14.00 - MON AVIS SUR LE FILM LE SEPTIEME JURE DE GEORGES LAUTNER (1962)


 Vu le film Le Septième Juré de Georges Lautner (1962) avec Bernard Blier Francis Blanche Danièle Delorme Paloma Mata Jacques Riberolles Françoise Giret Yves Barsacq Jacques Monod Albert Remy Maurice Biraud Henri Crémieux Robert Dalban Anne Doat 

Par un chaud dimanche de septembre, Grégoire Duval, un pharmacien sans histoire de la petite ville de Pontarlier, se promène sur les berges d'un lac de la région. Il aperçoit une jolie jeune femme prenant un bain de soleil, les seins nus. Cédant alors à une soudaine pulsion, il s'approche et se précipite sur elle pour l'embrasser. Comme elle hurle tout en le repoussant, il la saisit et, pour qu'elle cesse de crier, l'étrangle rapidement. 

La justice des notables ou le crime en col blanc 

Si André Cayatte a posé les fondations du film judiciaire français à la croisée du cinéma de prétoire et de la dénonciation sociale (Justice est faite, Nous sommes tous des assassins), Georges Lautner, dans Le 7e Juré, s’infiltre sur ce même terrain avec un scalpel bien à lui : plus vénéneux, plus ambigu, moins moraliste. Le scénario, adapté d’un roman de Francis Didelot, pourrait faire sourire un juriste ou faire hurler un magistrat. Car juridiquement, rien ne tient debout. Et c’est justement cette instabilité, cette incongruité permanente qui fait du film non pas un drame judiciaire réaliste, mais une étude de mœurs redoutablement corrosive sur les classes dominantes et leurs collusions. 
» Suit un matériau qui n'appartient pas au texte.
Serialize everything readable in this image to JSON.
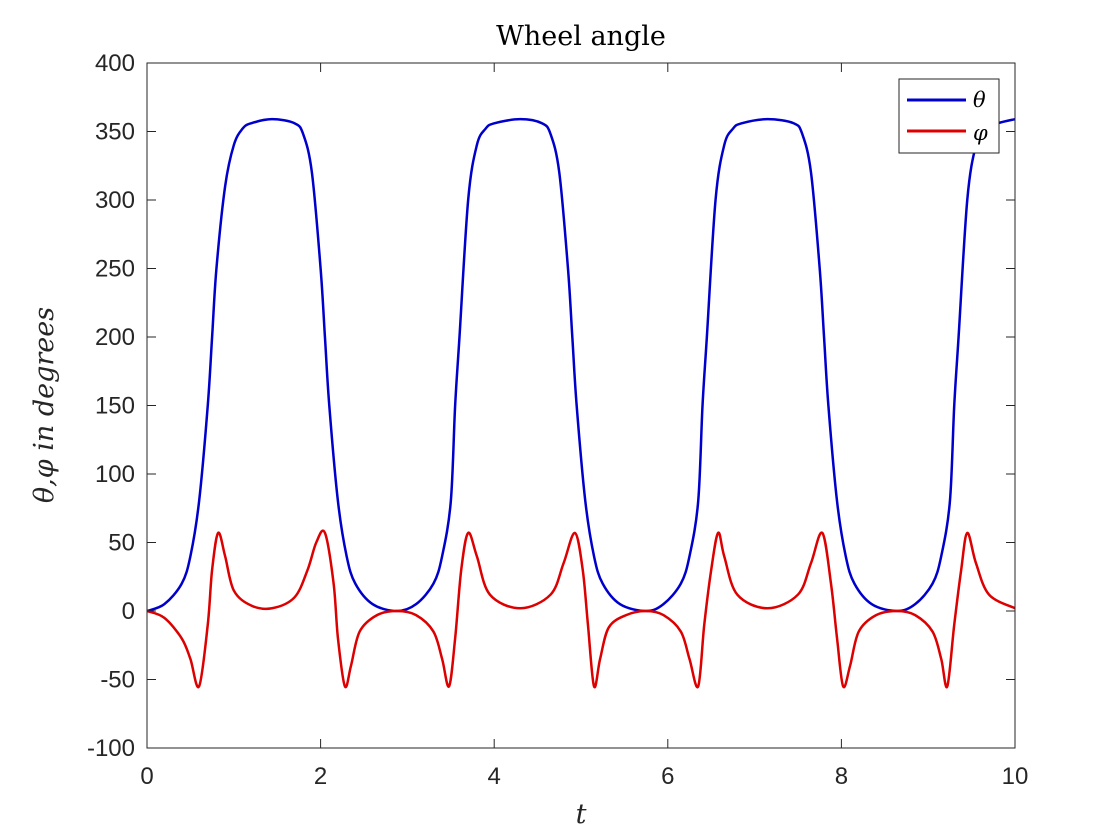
{
  "chart_data": {
    "type": "line",
    "title": "Wheel angle",
    "xlabel": "t",
    "ylabel": "θ,φ in degrees",
    "xlim": [
      0,
      10
    ],
    "ylim": [
      -100,
      400
    ],
    "xticks": [
      "0",
      "2",
      "4",
      "6",
      "8",
      "10"
    ],
    "yticks": [
      "-100",
      "-50",
      "0",
      "50",
      "100",
      "150",
      "200",
      "250",
      "300",
      "350",
      "400"
    ],
    "grid": false,
    "legend_position": "top-right",
    "series": [
      {
        "name": "θ",
        "color": "#0000cc",
        "x": [
          0,
          0.2,
          0.4,
          0.5,
          0.6,
          0.7,
          0.75,
          0.8,
          0.9,
          1.0,
          1.1,
          1.2,
          1.44,
          1.7,
          1.8,
          1.9,
          2.0,
          2.05,
          2.1,
          2.2,
          2.3,
          2.4,
          2.6,
          2.88,
          3.1,
          3.3,
          3.4,
          3.5,
          3.55,
          3.6,
          3.7,
          3.8,
          3.9,
          4.0,
          4.3,
          4.55,
          4.65,
          4.75,
          4.85,
          4.9,
          4.95,
          5.05,
          5.15,
          5.25,
          5.45,
          5.75,
          5.95,
          6.15,
          6.25,
          6.35,
          6.4,
          6.45,
          6.55,
          6.65,
          6.75,
          6.85,
          7.15,
          7.45,
          7.55,
          7.65,
          7.75,
          7.8,
          7.85,
          7.95,
          8.05,
          8.15,
          8.35,
          8.64,
          8.85,
          9.05,
          9.15,
          9.25,
          9.3,
          9.35,
          9.45,
          9.55,
          9.65,
          9.8,
          10
        ],
        "values": [
          0,
          5,
          20,
          40,
          80,
          150,
          200,
          250,
          310,
          340,
          352,
          356,
          359,
          356,
          348,
          320,
          250,
          200,
          150,
          80,
          40,
          20,
          5,
          0,
          5,
          20,
          40,
          80,
          150,
          200,
          300,
          340,
          352,
          356,
          359,
          356,
          348,
          320,
          250,
          200,
          150,
          80,
          40,
          20,
          5,
          0,
          5,
          20,
          40,
          80,
          150,
          200,
          300,
          340,
          352,
          356,
          359,
          356,
          348,
          320,
          250,
          200,
          150,
          80,
          40,
          20,
          5,
          0,
          5,
          20,
          40,
          80,
          150,
          200,
          300,
          340,
          352,
          356,
          359
        ]
      },
      {
        "name": "φ",
        "color": "#dd0000",
        "x": [
          0,
          0.2,
          0.4,
          0.5,
          0.6,
          0.7,
          0.75,
          0.82,
          0.9,
          1.0,
          1.2,
          1.44,
          1.7,
          1.85,
          1.95,
          2.05,
          2.15,
          2.2,
          2.28,
          2.35,
          2.45,
          2.65,
          2.88,
          3.1,
          3.3,
          3.4,
          3.48,
          3.55,
          3.62,
          3.7,
          3.8,
          3.95,
          4.3,
          4.65,
          4.8,
          4.93,
          5.02,
          5.08,
          5.15,
          5.22,
          5.32,
          5.52,
          5.75,
          5.95,
          6.15,
          6.25,
          6.35,
          6.42,
          6.5,
          6.58,
          6.65,
          6.8,
          7.15,
          7.5,
          7.65,
          7.78,
          7.88,
          7.95,
          8.02,
          8.1,
          8.2,
          8.4,
          8.64,
          8.85,
          9.05,
          9.15,
          9.22,
          9.3,
          9.38,
          9.45,
          9.55,
          9.7,
          10
        ],
        "values": [
          0,
          -5,
          -20,
          -35,
          -55,
          -10,
          30,
          57,
          40,
          15,
          4,
          2,
          10,
          30,
          50,
          57,
          20,
          -20,
          -55,
          -40,
          -15,
          -3,
          0,
          -3,
          -15,
          -35,
          -55,
          -20,
          30,
          57,
          40,
          12,
          2,
          12,
          35,
          57,
          30,
          -10,
          -55,
          -35,
          -12,
          -3,
          0,
          -3,
          -15,
          -35,
          -55,
          -10,
          30,
          57,
          40,
          12,
          2,
          12,
          35,
          57,
          20,
          -20,
          -55,
          -40,
          -15,
          -3,
          0,
          -3,
          -15,
          -35,
          -55,
          -10,
          30,
          57,
          35,
          12,
          2
        ]
      }
    ]
  }
}
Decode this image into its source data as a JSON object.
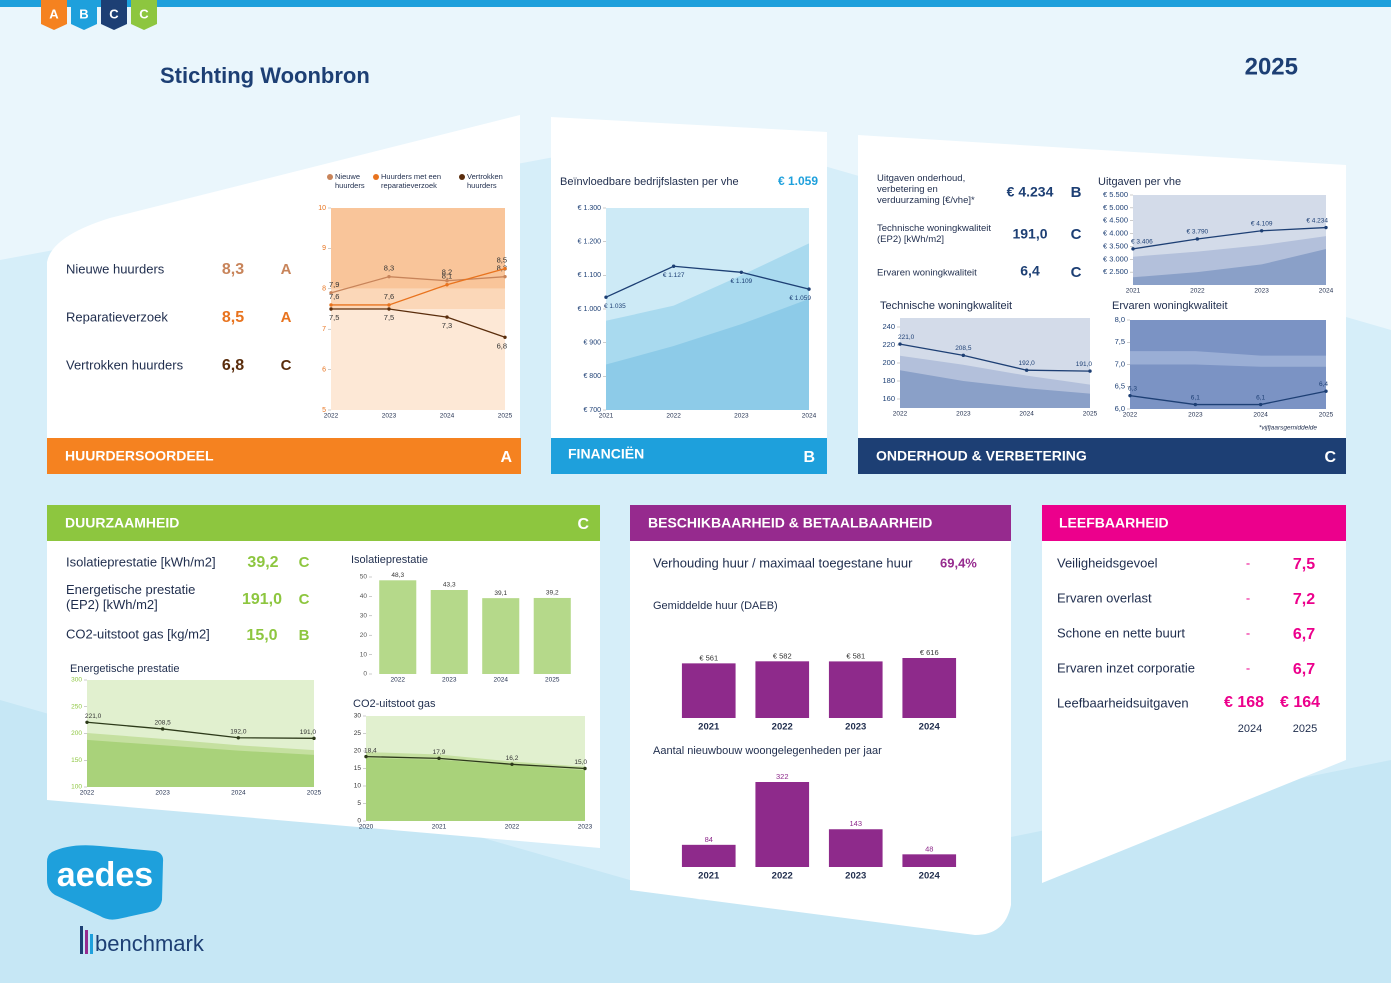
{
  "header": {
    "badges": [
      "A",
      "B",
      "C",
      "C"
    ],
    "organisation": "Stichting Woonbron",
    "year": "2025"
  },
  "panels": [
    {
      "title": "HUURDERSOORDEEL",
      "grade": "A",
      "rows": [
        {
          "label": "Nieuwe huurders",
          "value": "8,3",
          "grade": "A"
        },
        {
          "label": "Reparatieverzoek",
          "value": "8,5",
          "grade": "A"
        },
        {
          "label": "Vertrokken huurders",
          "value": "6,8",
          "grade": "C"
        }
      ]
    },
    {
      "title": "FINANCIËN",
      "grade": "B",
      "value": "€ 1.059"
    },
    {
      "title": "ONDERHOUD & VERBETERING",
      "grade": "C",
      "rows": [
        {
          "label": "Uitgaven onderhoud, verbetering en verduurzaming [€/vhe]*",
          "value": "€ 4.234",
          "grade": "B"
        },
        {
          "label": "Technische woningkwaliteit (EP2) [kWh/m2]",
          "value": "191,0",
          "grade": "C"
        },
        {
          "label": "Ervaren woningkwaliteit",
          "value": "6,4",
          "grade": "C"
        }
      ],
      "note": "*vijfjaarsgemiddelde"
    },
    {
      "title": "DUURZAAMHEID",
      "grade": "C",
      "rows": [
        {
          "label": "Isolatieprestatie [kWh/m2]",
          "value": "39,2",
          "grade": "C"
        },
        {
          "label": "Energetische prestatie (EP2) [kWh/m2]",
          "value": "191,0",
          "grade": "C"
        },
        {
          "label": "CO2-uitstoot gas [kg/m2]",
          "value": "15,0",
          "grade": "B"
        }
      ]
    },
    {
      "title": "BESCHIKBAARHEID & BETAALBAARHEID",
      "rows": [
        {
          "label": "Verhouding huur / maximaal toegestane huur",
          "value": "69,4%"
        }
      ]
    },
    {
      "title": "LEEFBAARHEID",
      "rows": [
        {
          "label": "Veiligheidsgevoel",
          "trend": "-",
          "value": "7,5"
        },
        {
          "label": "Ervaren overlast",
          "trend": "-",
          "value": "7,2"
        },
        {
          "label": "Schone en nette buurt",
          "trend": "-",
          "value": "6,7"
        },
        {
          "label": "Ervaren inzet corporatie",
          "trend": "-",
          "value": "6,7"
        },
        {
          "label": "Leefbaarheidsuitgaven",
          "values": [
            "€ 168",
            "€ 164"
          ],
          "years": [
            "2024",
            "2025"
          ]
        }
      ]
    }
  ],
  "logo": {
    "name": "aedes",
    "product": "benchmark"
  },
  "chart_data": [
    {
      "type": "line",
      "categories": [
        "2022",
        "2023",
        "2024",
        "2025"
      ],
      "ylim": [
        5,
        10
      ],
      "yticks": [
        5,
        6,
        7,
        8,
        9,
        10
      ],
      "zones": [
        {
          "from": 8,
          "to": 10,
          "color": "#f9c59a"
        },
        {
          "from": 7.5,
          "to": 8,
          "color": "#fbd7b8"
        },
        {
          "from": 5,
          "to": 7.5,
          "color": "#fde8d6"
        }
      ],
      "legend": true,
      "series": [
        {
          "name": "Nieuwe huurders",
          "color": "#c8845a",
          "values": [
            7.9,
            8.3,
            8.2,
            8.3
          ],
          "value_labels": [
            "7,9",
            "8,3",
            "8,2",
            "8,3"
          ]
        },
        {
          "name": "Huurders met een reparatieverzoek",
          "color": "#e8731e",
          "values": [
            7.6,
            7.6,
            8.1,
            8.5
          ],
          "value_labels": [
            "7,6",
            "7,6",
            "8,1",
            "8,5"
          ]
        },
        {
          "name": "Vertrokken huurders",
          "color": "#5a2d0c",
          "values": [
            7.5,
            7.5,
            7.3,
            6.8
          ],
          "value_labels": [
            "7,5",
            "7,5",
            "7,3",
            "6,8"
          ]
        }
      ]
    },
    {
      "type": "line",
      "title": "Beïnvloedbare bedrijfslasten per vhe",
      "categories": [
        "2021",
        "2022",
        "2023",
        "2024"
      ],
      "ylim": [
        700,
        1300
      ],
      "yticks": [
        {
          "value": 700,
          "label": "€ 700"
        },
        {
          "value": 800,
          "label": "€ 800"
        },
        {
          "value": 900,
          "label": "€ 900"
        },
        {
          "value": 1000,
          "label": "€ 1.000"
        },
        {
          "value": 1100,
          "label": "€ 1.100"
        },
        {
          "value": 1200,
          "label": "€ 1.200"
        },
        {
          "value": 1300,
          "label": "€ 1.300"
        }
      ],
      "plot_color": "#cdeaf6",
      "bands": [
        {
          "color": "#a9daef",
          "values": [
            965,
            1010,
            1100,
            1195
          ]
        },
        {
          "color": "#8dcbe8",
          "values": [
            835,
            890,
            955,
            1030
          ]
        }
      ],
      "series": [
        {
          "color": "#1d3f74",
          "values": [
            1035,
            1127,
            1109,
            1059
          ],
          "value_labels": [
            "€ 1.035",
            "€ 1.127",
            "€ 1.109",
            "€ 1.059"
          ]
        }
      ]
    },
    {
      "type": "line",
      "title": "Uitgaven per vhe",
      "categories": [
        "2021",
        "2022",
        "2023",
        "2024"
      ],
      "ylim": [
        2000,
        5500
      ],
      "yticks": [
        {
          "value": 2500,
          "label": "€ 2.500"
        },
        {
          "value": 3000,
          "label": "€ 3.000"
        },
        {
          "value": 3500,
          "label": "€ 3.500"
        },
        {
          "value": 4000,
          "label": "€ 4.000"
        },
        {
          "value": 4500,
          "label": "€ 4.500"
        },
        {
          "value": 5000,
          "label": "€ 5.000"
        },
        {
          "value": 5500,
          "label": "€ 5.500"
        }
      ],
      "plot_color": "#d3dbe9",
      "bands": [
        {
          "color": "#b3c0db",
          "values": [
            3100,
            3300,
            3550,
            3900
          ]
        },
        {
          "color": "#8aa0c8",
          "values": [
            2300,
            2500,
            2800,
            3400
          ]
        }
      ],
      "series": [
        {
          "color": "#1d3f74",
          "values": [
            3406,
            3790,
            4109,
            4234
          ],
          "value_labels": [
            "€ 3.406",
            "€ 3.790",
            "€ 4.109",
            "€ 4.234"
          ]
        }
      ]
    },
    {
      "type": "line",
      "title": "Technische woningkwaliteit",
      "categories": [
        "2022",
        "2023",
        "2024",
        "2025"
      ],
      "ylim": [
        150,
        250
      ],
      "yticks": [
        160,
        180,
        200,
        220,
        240
      ],
      "plot_color": "#d3dbe9",
      "bands": [
        {
          "color": "#b3c0db",
          "values": [
            208,
            198,
            186,
            176
          ]
        },
        {
          "color": "#8aa0c8",
          "values": [
            192,
            180,
            172,
            166
          ]
        }
      ],
      "series": [
        {
          "color": "#1d3f74",
          "values": [
            221.0,
            208.5,
            192.0,
            191.0
          ],
          "value_labels": [
            "221,0",
            "208,5",
            "192,0",
            "191,0"
          ]
        }
      ]
    },
    {
      "type": "line",
      "title": "Ervaren woningkwaliteit",
      "categories": [
        "2022",
        "2023",
        "2024",
        "2025"
      ],
      "ylim": [
        6,
        8
      ],
      "yticks": [
        {
          "value": 6,
          "label": "6,0"
        },
        {
          "value": 6.5,
          "label": "6,5"
        },
        {
          "value": 7,
          "label": "7,0"
        },
        {
          "value": 7.5,
          "label": "7,5"
        },
        {
          "value": 8,
          "label": "8,0"
        }
      ],
      "plot_color": "#7b93c4",
      "bands": [
        {
          "color": "#9aaed5",
          "values": [
            7.3,
            7.3,
            7.2,
            7.2
          ]
        },
        {
          "color": "#7b93c4",
          "values": [
            7.0,
            7.0,
            6.95,
            6.95
          ]
        }
      ],
      "series": [
        {
          "color": "#1d3f74",
          "values": [
            6.3,
            6.1,
            6.1,
            6.4
          ],
          "value_labels": [
            "6,3",
            "6,1",
            "6,1",
            "6,4"
          ]
        }
      ]
    },
    {
      "type": "bar",
      "title": "Isolatieprestatie",
      "categories": [
        "2022",
        "2023",
        "2024",
        "2025"
      ],
      "ylim": [
        0,
        50
      ],
      "yticks": [
        0,
        10,
        20,
        30,
        40,
        50
      ],
      "color": "#b5d98a",
      "values": [
        48.3,
        43.3,
        39.1,
        39.2
      ],
      "value_labels": [
        "48,3",
        "43,3",
        "39,1",
        "39,2"
      ]
    },
    {
      "type": "line",
      "title": "Energetische prestatie",
      "categories": [
        "2022",
        "2023",
        "2024",
        "2025"
      ],
      "ylim": [
        100,
        300
      ],
      "yticks": [
        100,
        150,
        200,
        250,
        300
      ],
      "plot_color": "#e1f0cf",
      "bands": [
        {
          "color": "#c5e0a0",
          "values": [
            201,
            190,
            178,
            169
          ]
        },
        {
          "color": "#a9d27a",
          "values": [
            188,
            178,
            168,
            160
          ]
        }
      ],
      "series": [
        {
          "color": "#2d3a1a",
          "values": [
            221.0,
            208.5,
            192.0,
            191.0
          ],
          "value_labels": [
            "221,0",
            "208,5",
            "192,0",
            "191,0"
          ]
        }
      ]
    },
    {
      "type": "line",
      "title": "CO2-uitstoot gas",
      "categories": [
        "2020",
        "2021",
        "2022",
        "2023"
      ],
      "ylim": [
        0,
        30
      ],
      "yticks": [
        0,
        5,
        10,
        15,
        20,
        25,
        30
      ],
      "plot_color": "#e1f0cf",
      "bands": [
        {
          "color": "#c5e0a0",
          "values": [
            19.7,
            19,
            17,
            15.5
          ]
        },
        {
          "color": "#a9d27a",
          "values": [
            18,
            17.5,
            16,
            14.5
          ]
        }
      ],
      "series": [
        {
          "color": "#2d3a1a",
          "values": [
            18.4,
            17.9,
            16.2,
            15.0
          ],
          "value_labels": [
            "18,4",
            "17,9",
            "16,2",
            "15,0"
          ]
        }
      ]
    },
    {
      "type": "bar",
      "title": "Gemiddelde huur (DAEB)",
      "categories": [
        "2021",
        "2022",
        "2023",
        "2024"
      ],
      "color": "#8e2a8b",
      "values": [
        561,
        582,
        581,
        616
      ],
      "value_labels": [
        "€ 561",
        "€ 582",
        "€ 581",
        "€ 616"
      ]
    },
    {
      "type": "bar",
      "title": "Aantal nieuwbouw woongelegenheden per jaar",
      "categories": [
        "2021",
        "2022",
        "2023",
        "2024"
      ],
      "color": "#8e2a8b",
      "values": [
        84,
        322,
        143,
        48
      ]
    }
  ]
}
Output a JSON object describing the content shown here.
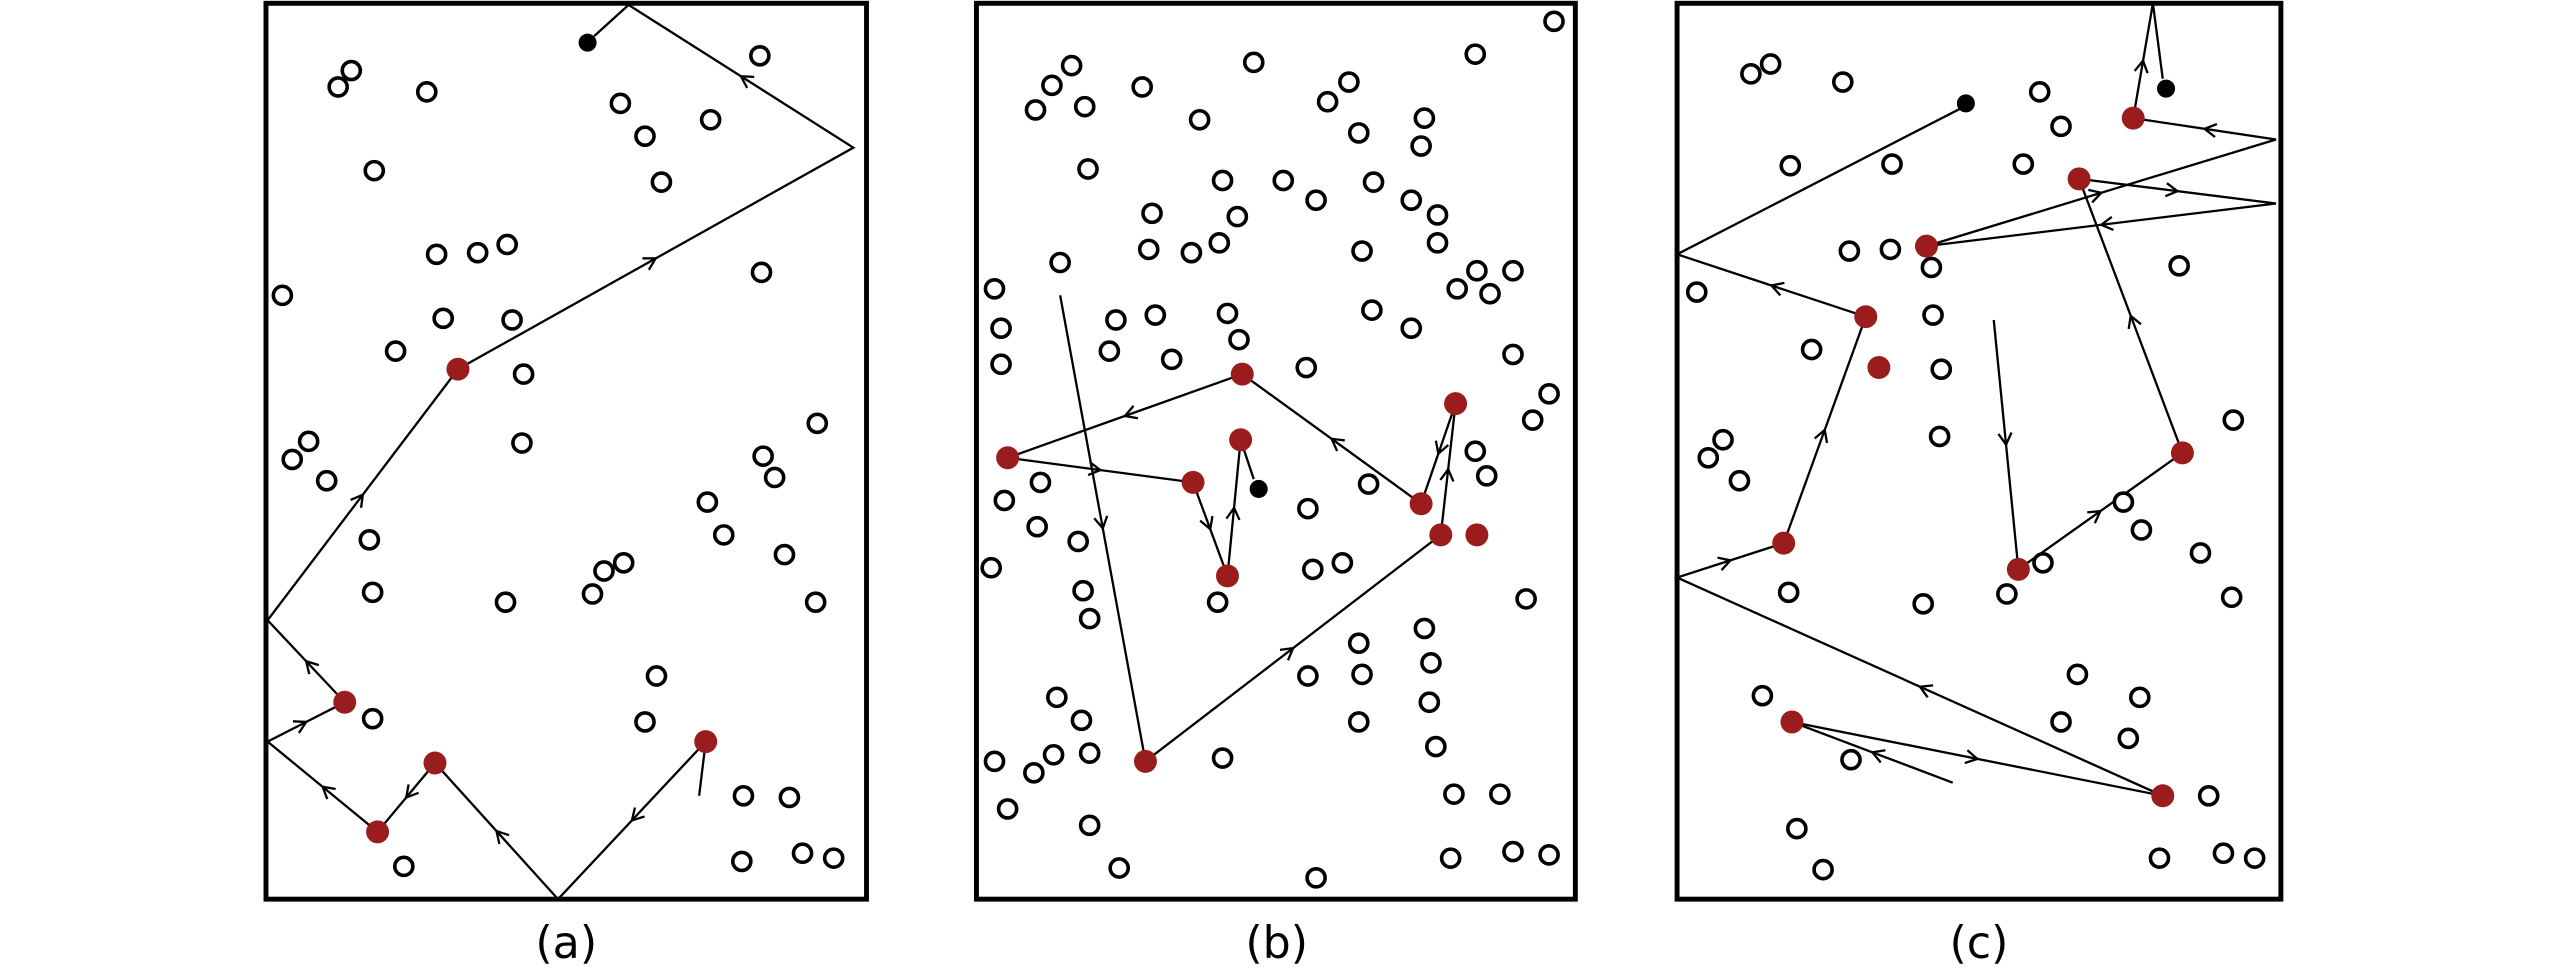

Bernard Blier incarne Grégoire Duval, pharmacien dans une ville de province — notable discret, marié, apparemment sans histoires. Un soir, pris d’une pulsion inexpliquée, il assassine une jeune femme sur les bords de l'étang. Rapidement, un autre est accusé à sa place : un marginal, amant de la victime. La société a trouvé son coupable. Le hasard veut que Duval soit tiré au sort pour être juré au procès de l’homme injustement accusé. Et là commence le vertige : le meurtrier assiste à son propre procès, et petit à petit, on apprend qu’il est proche du juge, du procureur, du policier en charge de l’enquête — ce qui, même à l’époque, était strictement impossible en droit. Il en vient même à poser des questions aux témoins, à suggérer une reconstitution sur les lieux du crime, à manipuler le procès comme une partie d’échecs. N'importe quel étudiant de première année en droit bondirait de sa chaise. 

Mais au fond, Lautner s’en fiche du réalisme procédural. Il ne fait pas un film judiciaire, il fait le procès d’un monde, celui des petites villes françaises où les notables, les hommes en place, les « honorables », s’autogèrent, se couvrent, se comprennent à demi-mots. Le film devient alors une satire noire : le crime n’est pas une déviance mais une émanation naturelle de ce système fermé, où la justice sert surtout à punir les gêneurs, les pauvres, les agités — pas les Duval. 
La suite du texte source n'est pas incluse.